In my Oct. 11 column “How is the Turkish economy going?” I claimed: “The Turkish economy is not going very well. But there are also some reasons to be optimistic.”
My concerns were focused on two points: first, the ongoing unbalanced growth that is increasing the current account deficit, and second, the lack of political will or ability for structural reforms. As for my optimism, it was based on the decisiveness of the Justice and Development Party (AK Party) government on fiscal discipline before elections. The latest economic indicators for the third quarter allow us to renew our assessments on the state of the Turkish economy.
In October, the International Monetary Fund (IMF) particularly criticized Turkey's monetary policy, claiming that it was not tight enough to confront the risk of capital outflows. The IMF also suggested that fiscal policy should be tightened further, particularly through better control of public expenditure. I wrote that I agree, as does the government, on the control of public expenditure, but disagree with further tightening of the monetary policy. The logic behind this double tightening defended by the IMF is that if macroeconomic imbalances such as a large current account deficit are not fixed in time, the risk of severe changes in the exchange rate, which could provoke a recession, will dramatically increase.
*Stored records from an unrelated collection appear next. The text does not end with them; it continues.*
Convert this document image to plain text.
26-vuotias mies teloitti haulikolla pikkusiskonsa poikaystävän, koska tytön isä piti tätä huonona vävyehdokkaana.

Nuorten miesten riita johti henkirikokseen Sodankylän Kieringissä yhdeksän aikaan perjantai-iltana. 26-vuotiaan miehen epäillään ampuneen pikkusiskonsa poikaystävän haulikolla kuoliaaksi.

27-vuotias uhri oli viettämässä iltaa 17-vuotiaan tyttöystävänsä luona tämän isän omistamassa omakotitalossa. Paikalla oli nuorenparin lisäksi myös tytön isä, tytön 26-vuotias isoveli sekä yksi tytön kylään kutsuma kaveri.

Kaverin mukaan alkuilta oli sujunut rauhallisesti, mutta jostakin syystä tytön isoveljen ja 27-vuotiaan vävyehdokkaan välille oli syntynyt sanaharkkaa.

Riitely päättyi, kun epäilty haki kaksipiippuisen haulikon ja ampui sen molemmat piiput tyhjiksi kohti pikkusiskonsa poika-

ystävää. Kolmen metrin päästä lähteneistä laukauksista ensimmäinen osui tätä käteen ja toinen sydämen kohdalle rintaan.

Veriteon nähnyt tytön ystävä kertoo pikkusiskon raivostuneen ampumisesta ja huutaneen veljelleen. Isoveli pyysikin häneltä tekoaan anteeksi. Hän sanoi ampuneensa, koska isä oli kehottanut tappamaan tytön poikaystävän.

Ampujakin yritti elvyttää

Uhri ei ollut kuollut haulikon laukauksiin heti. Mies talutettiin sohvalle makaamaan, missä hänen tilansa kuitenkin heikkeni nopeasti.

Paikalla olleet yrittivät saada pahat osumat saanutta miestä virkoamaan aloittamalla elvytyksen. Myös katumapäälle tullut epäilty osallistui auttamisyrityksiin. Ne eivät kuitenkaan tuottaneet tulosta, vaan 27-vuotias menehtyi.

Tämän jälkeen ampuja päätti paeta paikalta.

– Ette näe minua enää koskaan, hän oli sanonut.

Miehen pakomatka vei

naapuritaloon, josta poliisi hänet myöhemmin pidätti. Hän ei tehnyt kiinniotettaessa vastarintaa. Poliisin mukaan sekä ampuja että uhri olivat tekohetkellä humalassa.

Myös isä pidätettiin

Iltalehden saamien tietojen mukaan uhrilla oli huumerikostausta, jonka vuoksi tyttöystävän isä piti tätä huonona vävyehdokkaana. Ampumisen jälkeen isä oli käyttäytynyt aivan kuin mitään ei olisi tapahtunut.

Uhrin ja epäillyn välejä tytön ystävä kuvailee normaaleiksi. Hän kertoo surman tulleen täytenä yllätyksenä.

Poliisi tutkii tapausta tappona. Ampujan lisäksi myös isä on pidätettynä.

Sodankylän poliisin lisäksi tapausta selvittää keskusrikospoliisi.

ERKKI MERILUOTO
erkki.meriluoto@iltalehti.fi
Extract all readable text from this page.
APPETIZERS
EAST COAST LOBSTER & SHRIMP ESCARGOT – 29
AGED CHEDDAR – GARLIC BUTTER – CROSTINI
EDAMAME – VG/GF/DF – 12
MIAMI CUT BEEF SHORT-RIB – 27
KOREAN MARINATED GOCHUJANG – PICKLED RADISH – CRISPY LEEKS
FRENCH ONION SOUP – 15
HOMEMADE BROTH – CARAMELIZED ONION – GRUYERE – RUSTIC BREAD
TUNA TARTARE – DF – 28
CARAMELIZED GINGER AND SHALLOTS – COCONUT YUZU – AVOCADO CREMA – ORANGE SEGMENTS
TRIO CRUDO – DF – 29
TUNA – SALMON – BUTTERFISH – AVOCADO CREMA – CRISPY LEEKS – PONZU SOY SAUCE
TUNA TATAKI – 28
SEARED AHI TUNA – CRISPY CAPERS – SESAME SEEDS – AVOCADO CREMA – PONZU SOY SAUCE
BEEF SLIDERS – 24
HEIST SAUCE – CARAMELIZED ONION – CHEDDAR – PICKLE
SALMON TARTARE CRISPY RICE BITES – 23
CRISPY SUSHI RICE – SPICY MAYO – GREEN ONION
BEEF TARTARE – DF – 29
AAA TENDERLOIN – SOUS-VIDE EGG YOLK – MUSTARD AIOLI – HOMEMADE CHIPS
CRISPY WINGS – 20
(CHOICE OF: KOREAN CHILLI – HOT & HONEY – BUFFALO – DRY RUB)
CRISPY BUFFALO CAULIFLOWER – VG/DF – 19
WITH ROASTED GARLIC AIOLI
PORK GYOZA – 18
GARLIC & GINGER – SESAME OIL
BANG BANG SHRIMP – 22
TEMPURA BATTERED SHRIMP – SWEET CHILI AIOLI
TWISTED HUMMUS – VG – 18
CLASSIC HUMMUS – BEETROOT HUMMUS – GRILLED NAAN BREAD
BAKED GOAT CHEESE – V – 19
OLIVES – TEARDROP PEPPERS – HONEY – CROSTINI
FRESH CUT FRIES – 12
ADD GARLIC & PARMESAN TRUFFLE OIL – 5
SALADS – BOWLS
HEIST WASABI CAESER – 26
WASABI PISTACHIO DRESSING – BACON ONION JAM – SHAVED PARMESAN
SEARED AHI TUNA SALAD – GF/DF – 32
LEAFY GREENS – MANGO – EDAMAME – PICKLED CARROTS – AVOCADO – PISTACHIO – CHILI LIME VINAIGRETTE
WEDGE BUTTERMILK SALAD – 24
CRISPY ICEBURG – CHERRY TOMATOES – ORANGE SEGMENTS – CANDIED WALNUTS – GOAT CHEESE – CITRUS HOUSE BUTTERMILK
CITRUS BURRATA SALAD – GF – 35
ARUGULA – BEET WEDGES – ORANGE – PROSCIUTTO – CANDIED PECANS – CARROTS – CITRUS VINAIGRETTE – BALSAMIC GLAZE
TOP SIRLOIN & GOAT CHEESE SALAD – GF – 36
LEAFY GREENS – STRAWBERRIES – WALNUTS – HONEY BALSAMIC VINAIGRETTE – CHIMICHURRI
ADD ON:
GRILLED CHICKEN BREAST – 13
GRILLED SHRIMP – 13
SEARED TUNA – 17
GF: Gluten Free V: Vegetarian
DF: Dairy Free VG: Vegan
The Turkish Central Bank did not follow the IMF's advice and maintained its policy rate at 4.25 percent while it continued to use so-called unconventional tools such as day-to-day management of interest rates, reserve option mechanisms and credit controls to fight inflation and at the same time achieve balanced growth. One month later, ongoing developments in the Turkish economy seem to prove the Turkish Central Bank correct.
Let's start with the growth rate. Industrial production increased by 1 percent from the second quarter to the third. Although the increase from the first quarter to the second has been higher, at 1.4 percent, one should underline the continued growth. Bahçeşehir University Center for Economic and Social Research (Betam) estimated, in its recent Economic Outlook, the growth rate of gross domestic product (GDP) from the second quarter to the third at 1.3 percent and the yearly growth rate at 5.1 percent. Actually, growth over 4 percent for the whole year would not be surprising. Let me recall that the Medium-term Economic Program (OVP) forecast GDP growth at 3.6 percent.
The critical aspect of this good growth performance lies, of course, in its character. I have reported the debate about “balanced growth” many times, but let me briefly reiterate. Last year, 2012, was the year of “rebalancing” -- i.e., turning the net exports contribution (exports growth minus import growth) to growth from negative to positive. The rebalancing succeeded, since the net exports contribution became positive, but nonetheless domestic demand stagnated, bringing the growth rate down to as low as 2.2 percent. In the first half of this year the growth rate increased to 3.7 percent thanks to a resurgence of private consumption, but at the same time, the net exports contribution became negative while the current account deficit started to rise again.
Betam's last forecasts regarding the third quarter show a possible comeback for balanced growth. Indeed, according to Betam, the increase in exports of goods and services may have reached 2.9 percent in the third quarter, while imports might have decreased by 4.2 percent. This would mean a clear positive contribution from net exports to growth. Now, exports of goods and services had decreased by 1.7 percent from the first quarter to the second while imports had increased by 6.3 percent. It is true that the current account deficit is increasing, and the deficit over the GDP would have reached 7.2 percent in the third quarter from its level of 6.7 percent in the second quarter. However, one must note that this increase is almost wholly caused by gold imports. The gold inflows will probably become outflows in the future, as was the case in the past.
We do not know yet if this rebalancing will persist in the future. This will depend, essentially, on two things: the value of the Turkish lira and the development of domestic savings. Do not forget that a tighter monetary policy risks the lira's appreciation, which might in turn jeopardize balanced growth.